OPINION

Arms middlemen

Yesterday’s decision by the Government Council on Foreign Policy and Defense (KYSEA) to proceed with an armaments purchase worth 2.13 billion euros, by directly awarding contracts, has sparked many questions and considerable discontent. First, a serious contradiction demands explanation. Since 1996, Prime Minister Costas Simitis’s government has supposedly been trying to defuse tension in Greek-Turkish relations. For this purpose, daring foreign policy initiatives have been taken. Yet since 1996 Greek armament programs have skyrocketed to 10.5 billion euros. How do political pronouncements about arms reduction chime in with the practice of over-armament? And there is another problem which has taken on scandalous dimensions: the part played by various middlemen, and their cost to the national economy. Leave aside government claims that middlemen secure better prices than the government could in direct agreements with other states. Greece buys arms from allies, after all. This administration is not under an international ban or sanctions, and obliged to resort to the services of shifty dealers or pay any price to overcome obstacles to purchasing arms. The fact is that the middlemen in the arms trade, whose job is bribing governments and other officials to choose certain arms systems, not only add to the purchase price their own – by no means modest – commission, but everything else they spend on commissions and bribes.

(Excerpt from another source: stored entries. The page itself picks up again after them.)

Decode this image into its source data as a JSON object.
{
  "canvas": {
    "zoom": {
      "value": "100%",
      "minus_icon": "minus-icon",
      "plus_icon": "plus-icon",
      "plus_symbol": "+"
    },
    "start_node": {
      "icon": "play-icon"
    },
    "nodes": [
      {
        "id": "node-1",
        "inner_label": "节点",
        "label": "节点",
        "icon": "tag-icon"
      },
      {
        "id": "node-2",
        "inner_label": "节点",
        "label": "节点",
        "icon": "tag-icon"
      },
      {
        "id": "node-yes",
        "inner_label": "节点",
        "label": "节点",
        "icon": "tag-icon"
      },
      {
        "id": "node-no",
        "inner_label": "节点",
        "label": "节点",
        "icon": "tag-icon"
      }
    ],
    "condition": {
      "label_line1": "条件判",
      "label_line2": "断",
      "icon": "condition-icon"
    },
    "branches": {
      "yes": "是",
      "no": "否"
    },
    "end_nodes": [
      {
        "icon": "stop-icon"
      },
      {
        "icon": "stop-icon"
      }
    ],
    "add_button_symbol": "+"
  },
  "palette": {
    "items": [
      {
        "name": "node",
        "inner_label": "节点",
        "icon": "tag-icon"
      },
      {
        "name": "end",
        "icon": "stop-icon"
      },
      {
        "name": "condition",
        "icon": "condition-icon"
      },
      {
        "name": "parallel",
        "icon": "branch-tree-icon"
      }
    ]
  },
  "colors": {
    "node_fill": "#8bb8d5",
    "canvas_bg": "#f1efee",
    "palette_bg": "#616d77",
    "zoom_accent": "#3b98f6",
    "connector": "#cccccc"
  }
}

The commissions for the most part go into the pockets of corrupt officials, but a good portion of them goes into the coffers of the ruling party of the day in the form of secret funding. This business has got to stop. The apparent discretion and secrecy which supposedly protect vital state secrets must not be used to maintain a Third World situation of corruption and murky payoffs which enrich supporters and some party coffers. The Greek people already pay billions of euros to political parties through the state budget, and they aren’t prepared to pay more through exorbitant arms purchases which preserve an extraordinarily costly system of parasites. Modernization means a break with the Third World regime in this sector too.